Likewise, many challenges came with the family's land ownership. Much of its property was in the swamps of east Collier County and devoted to a fast-changing agriculture industry, one that was under the constant stresses of international competition, requiring increasing capital investment and in which the long-term returns were questionable. When we interviewed Marinelli in 2003, he told us candidly he has spent a lot of time thinking about his business challenge: what to do with so much unproductive land.

The results are reported in the Marinelli profile. They illustrate his intelligence and extraordinary business acumen.

Marinelli took on other important responsibilities, too. As to be expected, he was involved in the community in numerous not-for-profit organizations. But there was another challenge that also showed his depth: He felt it part of his responsibility to educate the succeeding generations of Colliers on the family enterprises. Marinelli wasn't a Collier, but he felt it important to expose young Colliers to the business to give them a sense of history, legacy and responsibility to the future.

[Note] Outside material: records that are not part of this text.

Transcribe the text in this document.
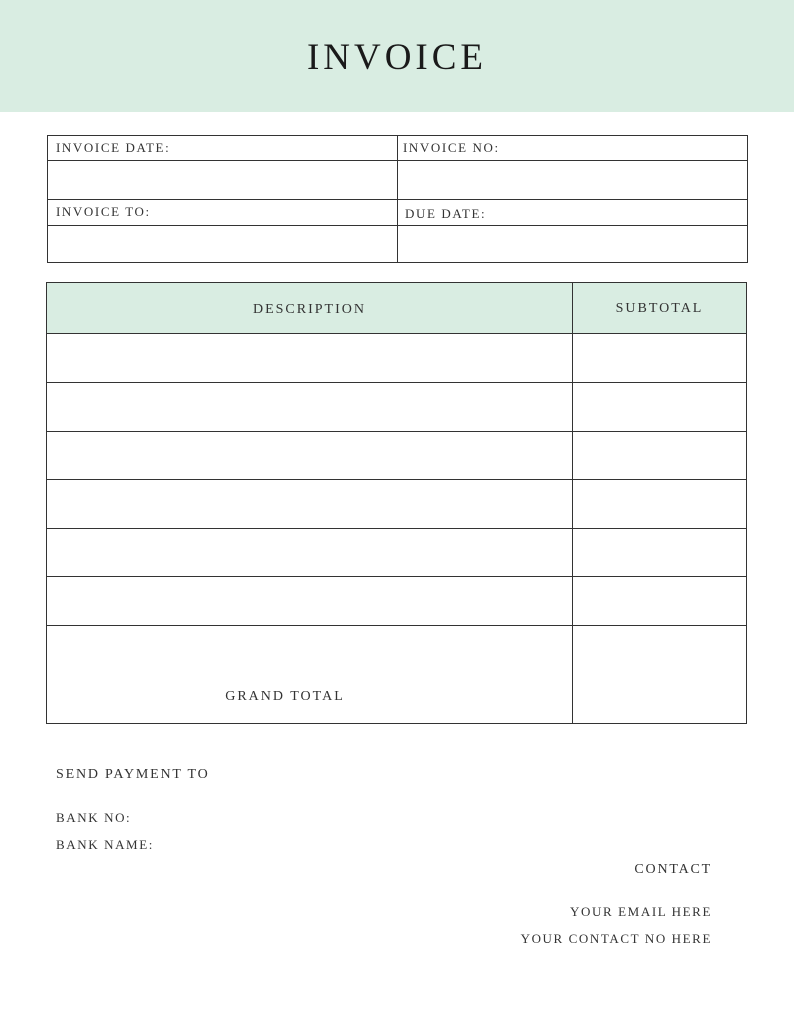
INVOICE
INVOICE DATE:	INVOICE NO:
INVOICE TO:	DUE DATE:
DESCRIPTION	SUBTOTAL
GRAND TOTAL
SEND PAYMENT TO
BANK NO:
BANK NAME:
CONTACT
YOUR EMAIL HERE
YOUR CONTACT NO HERE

Unlike many CEOs in this day of celebrity-itis, Marinelli grasped that what he was doing was not "all about me." It wasn't about him. He didn't crave the spotlight. It sounds like a typical CEO platitude: "I do not make anything happen," Marinelli said in 2003. "It's we, not I." He never indicated in public he wanted the credit. But everyone knew. Marinelli knew. As one of his friends told us, he was the engine for Barron Collier Cos. A model for our mixed-priority times: "trust, integrity, intelligence" ... humility, hard work, unselfish leadership.

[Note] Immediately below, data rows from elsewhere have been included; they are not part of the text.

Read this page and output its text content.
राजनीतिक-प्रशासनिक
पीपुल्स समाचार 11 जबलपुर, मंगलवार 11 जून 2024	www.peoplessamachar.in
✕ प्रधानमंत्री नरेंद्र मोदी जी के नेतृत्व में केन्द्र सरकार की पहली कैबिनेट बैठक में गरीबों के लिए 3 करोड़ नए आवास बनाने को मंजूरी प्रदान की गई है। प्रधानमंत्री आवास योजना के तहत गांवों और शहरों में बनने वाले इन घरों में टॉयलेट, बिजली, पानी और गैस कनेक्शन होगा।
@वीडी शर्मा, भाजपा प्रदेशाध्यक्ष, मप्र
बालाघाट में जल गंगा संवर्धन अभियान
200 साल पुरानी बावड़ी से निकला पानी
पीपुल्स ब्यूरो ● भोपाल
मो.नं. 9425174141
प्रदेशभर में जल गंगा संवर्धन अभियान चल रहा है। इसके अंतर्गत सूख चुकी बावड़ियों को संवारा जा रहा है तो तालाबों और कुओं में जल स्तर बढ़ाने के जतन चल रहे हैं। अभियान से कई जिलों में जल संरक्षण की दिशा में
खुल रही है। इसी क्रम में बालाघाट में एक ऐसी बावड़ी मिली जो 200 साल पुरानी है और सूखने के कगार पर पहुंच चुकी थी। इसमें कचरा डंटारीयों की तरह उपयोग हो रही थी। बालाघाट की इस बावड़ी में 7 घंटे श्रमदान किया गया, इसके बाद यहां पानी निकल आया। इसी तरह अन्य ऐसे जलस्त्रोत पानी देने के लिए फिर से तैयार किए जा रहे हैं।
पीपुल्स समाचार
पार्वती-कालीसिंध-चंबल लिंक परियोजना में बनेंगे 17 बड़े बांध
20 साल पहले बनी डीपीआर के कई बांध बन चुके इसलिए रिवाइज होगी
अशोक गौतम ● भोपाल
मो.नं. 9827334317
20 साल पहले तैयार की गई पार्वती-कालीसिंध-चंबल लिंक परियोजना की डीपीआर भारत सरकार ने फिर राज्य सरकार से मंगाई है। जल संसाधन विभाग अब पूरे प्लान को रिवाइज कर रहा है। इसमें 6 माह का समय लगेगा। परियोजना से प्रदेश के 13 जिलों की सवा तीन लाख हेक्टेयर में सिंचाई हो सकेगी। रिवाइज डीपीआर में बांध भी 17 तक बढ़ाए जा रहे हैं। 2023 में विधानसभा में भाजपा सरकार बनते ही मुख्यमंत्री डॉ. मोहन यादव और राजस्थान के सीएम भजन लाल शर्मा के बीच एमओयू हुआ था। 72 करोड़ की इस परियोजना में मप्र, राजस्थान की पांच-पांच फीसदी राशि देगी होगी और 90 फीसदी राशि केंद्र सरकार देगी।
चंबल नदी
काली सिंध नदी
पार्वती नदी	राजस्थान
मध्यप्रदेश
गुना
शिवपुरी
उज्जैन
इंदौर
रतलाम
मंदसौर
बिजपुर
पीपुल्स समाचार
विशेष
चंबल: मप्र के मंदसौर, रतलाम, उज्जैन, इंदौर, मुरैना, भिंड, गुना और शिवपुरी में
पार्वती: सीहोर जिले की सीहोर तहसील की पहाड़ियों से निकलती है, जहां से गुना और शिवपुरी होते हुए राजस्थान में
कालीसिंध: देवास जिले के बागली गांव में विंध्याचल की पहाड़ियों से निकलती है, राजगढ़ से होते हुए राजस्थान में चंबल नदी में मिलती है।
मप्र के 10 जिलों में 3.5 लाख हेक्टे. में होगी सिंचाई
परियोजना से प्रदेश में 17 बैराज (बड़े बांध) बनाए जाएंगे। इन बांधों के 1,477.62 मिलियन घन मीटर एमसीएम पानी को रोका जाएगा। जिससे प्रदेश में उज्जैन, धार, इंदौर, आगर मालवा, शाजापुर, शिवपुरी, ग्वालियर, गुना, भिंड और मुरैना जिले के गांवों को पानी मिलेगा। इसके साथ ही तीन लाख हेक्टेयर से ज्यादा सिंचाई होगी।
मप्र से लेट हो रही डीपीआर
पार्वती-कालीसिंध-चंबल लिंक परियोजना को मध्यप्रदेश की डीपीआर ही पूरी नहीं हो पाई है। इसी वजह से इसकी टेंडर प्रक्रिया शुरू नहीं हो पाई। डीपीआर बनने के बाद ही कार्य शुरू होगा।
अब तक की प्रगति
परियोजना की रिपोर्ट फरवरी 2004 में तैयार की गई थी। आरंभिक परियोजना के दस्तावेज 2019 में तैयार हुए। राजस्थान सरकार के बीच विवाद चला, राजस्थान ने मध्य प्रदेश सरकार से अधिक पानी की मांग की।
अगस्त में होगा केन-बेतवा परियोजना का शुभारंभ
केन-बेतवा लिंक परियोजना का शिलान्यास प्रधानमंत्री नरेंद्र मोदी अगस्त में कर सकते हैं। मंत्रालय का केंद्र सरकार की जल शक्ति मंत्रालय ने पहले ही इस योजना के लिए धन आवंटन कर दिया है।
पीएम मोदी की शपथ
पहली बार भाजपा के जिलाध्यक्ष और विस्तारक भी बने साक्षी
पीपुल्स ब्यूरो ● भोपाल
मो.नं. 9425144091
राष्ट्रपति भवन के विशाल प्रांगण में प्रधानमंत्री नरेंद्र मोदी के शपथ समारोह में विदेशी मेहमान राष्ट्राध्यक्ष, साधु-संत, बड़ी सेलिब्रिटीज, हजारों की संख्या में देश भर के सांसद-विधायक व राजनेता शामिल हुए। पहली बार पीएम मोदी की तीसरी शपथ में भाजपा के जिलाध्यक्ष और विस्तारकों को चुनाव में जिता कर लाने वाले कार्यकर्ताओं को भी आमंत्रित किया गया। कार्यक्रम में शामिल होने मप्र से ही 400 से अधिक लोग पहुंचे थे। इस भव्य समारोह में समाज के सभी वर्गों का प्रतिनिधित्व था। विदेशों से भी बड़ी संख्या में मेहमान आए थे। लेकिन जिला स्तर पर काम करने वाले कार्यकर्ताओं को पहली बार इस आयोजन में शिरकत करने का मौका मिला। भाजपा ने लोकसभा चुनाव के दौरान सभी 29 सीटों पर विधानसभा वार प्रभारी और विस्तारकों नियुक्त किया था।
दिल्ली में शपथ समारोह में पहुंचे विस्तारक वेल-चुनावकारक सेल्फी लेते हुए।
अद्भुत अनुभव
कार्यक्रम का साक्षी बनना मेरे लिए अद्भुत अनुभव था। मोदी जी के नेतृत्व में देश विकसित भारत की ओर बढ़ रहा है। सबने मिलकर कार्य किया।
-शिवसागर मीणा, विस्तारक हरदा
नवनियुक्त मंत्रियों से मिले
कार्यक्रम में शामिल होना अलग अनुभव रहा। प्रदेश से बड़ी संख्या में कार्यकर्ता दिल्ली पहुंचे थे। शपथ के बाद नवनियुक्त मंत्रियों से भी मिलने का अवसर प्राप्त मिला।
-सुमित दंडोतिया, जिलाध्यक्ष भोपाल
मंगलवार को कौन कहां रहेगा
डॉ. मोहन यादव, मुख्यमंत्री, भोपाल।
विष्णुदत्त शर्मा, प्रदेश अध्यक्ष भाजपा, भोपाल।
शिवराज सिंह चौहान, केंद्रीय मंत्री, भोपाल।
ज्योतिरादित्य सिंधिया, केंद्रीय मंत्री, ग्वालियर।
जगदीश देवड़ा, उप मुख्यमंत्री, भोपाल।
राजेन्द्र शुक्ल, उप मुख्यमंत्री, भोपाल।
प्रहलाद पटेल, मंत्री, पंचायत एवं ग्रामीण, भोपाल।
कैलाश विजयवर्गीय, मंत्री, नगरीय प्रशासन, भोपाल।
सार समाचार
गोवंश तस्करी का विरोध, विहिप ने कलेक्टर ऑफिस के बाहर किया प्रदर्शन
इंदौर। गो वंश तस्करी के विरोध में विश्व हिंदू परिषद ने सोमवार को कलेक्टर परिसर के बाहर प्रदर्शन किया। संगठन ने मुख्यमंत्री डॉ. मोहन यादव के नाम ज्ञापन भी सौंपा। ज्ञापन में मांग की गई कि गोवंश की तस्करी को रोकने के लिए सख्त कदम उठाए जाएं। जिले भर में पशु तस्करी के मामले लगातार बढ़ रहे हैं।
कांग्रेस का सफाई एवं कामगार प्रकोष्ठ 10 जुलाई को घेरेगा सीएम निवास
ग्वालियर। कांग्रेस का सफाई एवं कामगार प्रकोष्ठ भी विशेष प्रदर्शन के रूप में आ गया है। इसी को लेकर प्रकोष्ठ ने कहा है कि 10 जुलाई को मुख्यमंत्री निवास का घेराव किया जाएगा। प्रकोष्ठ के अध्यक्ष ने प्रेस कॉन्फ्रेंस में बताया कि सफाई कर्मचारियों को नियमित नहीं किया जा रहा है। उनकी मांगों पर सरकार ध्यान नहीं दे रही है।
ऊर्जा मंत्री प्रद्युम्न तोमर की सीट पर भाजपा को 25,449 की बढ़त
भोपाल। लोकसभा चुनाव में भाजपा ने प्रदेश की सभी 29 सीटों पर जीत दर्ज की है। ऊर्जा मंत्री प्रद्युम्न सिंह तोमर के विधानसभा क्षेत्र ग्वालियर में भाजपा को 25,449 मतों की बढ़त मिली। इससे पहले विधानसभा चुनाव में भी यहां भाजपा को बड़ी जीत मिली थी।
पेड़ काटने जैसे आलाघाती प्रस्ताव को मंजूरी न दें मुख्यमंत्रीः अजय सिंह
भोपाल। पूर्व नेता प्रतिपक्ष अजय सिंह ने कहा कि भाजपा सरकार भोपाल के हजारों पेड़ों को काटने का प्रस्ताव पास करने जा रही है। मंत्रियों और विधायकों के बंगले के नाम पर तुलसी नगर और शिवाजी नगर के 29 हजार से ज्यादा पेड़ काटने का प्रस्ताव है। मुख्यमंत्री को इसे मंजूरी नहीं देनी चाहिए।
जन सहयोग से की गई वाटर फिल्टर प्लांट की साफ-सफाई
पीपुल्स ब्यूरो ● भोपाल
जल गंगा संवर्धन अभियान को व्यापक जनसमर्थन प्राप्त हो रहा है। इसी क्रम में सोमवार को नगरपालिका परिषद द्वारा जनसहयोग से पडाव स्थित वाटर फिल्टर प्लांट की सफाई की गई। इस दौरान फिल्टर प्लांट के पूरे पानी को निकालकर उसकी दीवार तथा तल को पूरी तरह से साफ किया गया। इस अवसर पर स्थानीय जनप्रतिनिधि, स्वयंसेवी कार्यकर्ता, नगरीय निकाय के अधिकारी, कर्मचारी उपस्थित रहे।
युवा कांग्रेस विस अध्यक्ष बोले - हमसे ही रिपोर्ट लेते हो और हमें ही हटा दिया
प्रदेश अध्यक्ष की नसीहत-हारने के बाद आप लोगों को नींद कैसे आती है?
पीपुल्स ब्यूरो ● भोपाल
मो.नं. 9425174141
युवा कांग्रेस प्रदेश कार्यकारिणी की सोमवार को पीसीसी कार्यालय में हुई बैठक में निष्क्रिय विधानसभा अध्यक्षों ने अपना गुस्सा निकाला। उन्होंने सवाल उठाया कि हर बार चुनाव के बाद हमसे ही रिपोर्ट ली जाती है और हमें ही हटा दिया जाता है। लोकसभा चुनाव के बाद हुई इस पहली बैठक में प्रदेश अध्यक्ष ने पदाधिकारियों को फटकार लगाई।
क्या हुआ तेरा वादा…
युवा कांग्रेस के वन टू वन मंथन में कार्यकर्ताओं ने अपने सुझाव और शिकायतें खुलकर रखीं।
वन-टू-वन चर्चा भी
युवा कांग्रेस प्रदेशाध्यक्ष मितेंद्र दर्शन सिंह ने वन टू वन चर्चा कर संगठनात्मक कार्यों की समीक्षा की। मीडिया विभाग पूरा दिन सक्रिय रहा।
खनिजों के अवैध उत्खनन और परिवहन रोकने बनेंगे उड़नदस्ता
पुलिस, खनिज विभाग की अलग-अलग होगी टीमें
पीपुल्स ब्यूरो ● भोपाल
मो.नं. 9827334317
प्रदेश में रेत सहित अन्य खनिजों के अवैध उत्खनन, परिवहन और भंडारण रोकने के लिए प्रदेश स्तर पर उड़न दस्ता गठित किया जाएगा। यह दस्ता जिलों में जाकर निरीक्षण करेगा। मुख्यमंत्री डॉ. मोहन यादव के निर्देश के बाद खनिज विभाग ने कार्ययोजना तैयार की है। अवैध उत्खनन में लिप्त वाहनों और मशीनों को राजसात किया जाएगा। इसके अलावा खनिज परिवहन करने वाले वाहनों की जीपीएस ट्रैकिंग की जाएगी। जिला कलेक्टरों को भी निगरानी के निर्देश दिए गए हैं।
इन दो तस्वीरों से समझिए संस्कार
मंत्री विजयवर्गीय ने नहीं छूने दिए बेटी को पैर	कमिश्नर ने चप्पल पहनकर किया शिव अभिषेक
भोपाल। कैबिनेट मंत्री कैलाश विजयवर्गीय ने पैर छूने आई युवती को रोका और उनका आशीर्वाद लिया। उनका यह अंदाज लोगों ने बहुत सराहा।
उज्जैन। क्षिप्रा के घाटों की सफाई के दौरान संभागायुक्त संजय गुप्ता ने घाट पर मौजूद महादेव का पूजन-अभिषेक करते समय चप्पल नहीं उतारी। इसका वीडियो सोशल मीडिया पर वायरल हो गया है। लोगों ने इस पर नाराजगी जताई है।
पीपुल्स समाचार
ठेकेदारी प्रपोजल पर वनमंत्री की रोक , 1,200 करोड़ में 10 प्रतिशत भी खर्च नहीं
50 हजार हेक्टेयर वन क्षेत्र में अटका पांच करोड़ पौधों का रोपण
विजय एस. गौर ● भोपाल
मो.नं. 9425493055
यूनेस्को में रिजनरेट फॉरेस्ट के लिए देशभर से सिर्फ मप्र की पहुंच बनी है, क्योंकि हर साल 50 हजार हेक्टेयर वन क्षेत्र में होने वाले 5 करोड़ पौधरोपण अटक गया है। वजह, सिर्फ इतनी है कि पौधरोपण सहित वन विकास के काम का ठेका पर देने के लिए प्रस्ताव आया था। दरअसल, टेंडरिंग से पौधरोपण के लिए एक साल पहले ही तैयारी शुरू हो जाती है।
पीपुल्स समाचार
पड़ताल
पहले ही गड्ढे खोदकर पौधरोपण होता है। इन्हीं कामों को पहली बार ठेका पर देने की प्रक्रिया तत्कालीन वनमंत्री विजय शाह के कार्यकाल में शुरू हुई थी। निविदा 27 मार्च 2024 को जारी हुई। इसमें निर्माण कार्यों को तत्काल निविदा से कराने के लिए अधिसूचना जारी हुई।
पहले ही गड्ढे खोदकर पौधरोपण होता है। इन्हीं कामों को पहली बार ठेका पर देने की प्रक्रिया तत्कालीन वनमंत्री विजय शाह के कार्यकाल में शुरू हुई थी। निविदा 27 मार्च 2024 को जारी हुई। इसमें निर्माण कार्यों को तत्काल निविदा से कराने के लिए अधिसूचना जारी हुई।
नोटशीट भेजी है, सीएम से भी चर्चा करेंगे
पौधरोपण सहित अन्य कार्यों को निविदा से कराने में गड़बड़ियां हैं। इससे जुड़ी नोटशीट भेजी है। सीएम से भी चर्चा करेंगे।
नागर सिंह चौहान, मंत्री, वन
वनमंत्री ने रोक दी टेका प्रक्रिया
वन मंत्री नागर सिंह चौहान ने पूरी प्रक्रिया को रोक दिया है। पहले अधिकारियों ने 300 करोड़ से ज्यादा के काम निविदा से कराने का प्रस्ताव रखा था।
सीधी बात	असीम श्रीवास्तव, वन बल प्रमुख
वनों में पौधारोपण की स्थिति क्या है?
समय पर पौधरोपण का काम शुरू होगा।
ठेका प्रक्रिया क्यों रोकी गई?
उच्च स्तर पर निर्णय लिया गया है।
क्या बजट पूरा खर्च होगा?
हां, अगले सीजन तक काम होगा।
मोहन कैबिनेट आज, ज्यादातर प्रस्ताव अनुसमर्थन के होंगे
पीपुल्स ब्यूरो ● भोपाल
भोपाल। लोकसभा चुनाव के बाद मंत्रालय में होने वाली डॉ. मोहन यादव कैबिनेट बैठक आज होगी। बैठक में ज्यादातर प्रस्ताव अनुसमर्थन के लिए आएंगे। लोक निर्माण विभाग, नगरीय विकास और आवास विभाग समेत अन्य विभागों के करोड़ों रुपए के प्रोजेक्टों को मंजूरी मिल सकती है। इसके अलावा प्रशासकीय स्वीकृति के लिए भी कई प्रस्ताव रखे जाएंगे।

Marinelli should be remembered in Collier County. He made a huge, lasting contribution.

+ They blew another one

There was great hope last summer that Florida's Taxation and Budget Reform Commission would vote to put on the November ballot a Colorado-like Taxpayer Bill of Rights amendment.

Known in many parts as TABOR, such an amendment would have imposed spending caps on state and local government tied to the combined growth rates of, say, the Consumer Price Index and population growth.

But last week those great hopes were scotched. The measure won only 14 of the 17 votes it needed from the commission to be placed on the ballot.

This is actually quite stunning.

When we spoke to TBRC member Patricia Levesque last week, she said in all of the commission's meetings where it heard from the public, taxpayers harped repeatedly on two issues:

• Cut government spending;

• Reform the state's property-tax system.

Levesque said she saw many of the same anti-spending groups attend five, six, seven meetings and sit through 10 hours of hearings to make their pleas to the commission members to get government spending under control.

"These people were passionate," Levesque said.

And yet, in spite of this outpouring, the liberal factions on the commission voted not to give Floridians the opportunity to vote on the matter.

This isn't the end of TABOR efforts. Count on this: If the Legislature fails to adopt spending caps in the 2009 session, there will be a huge grassroots movement to get the issue on the 2010 ballot. Floridians are mad as heck, and aren't going to take it anymore.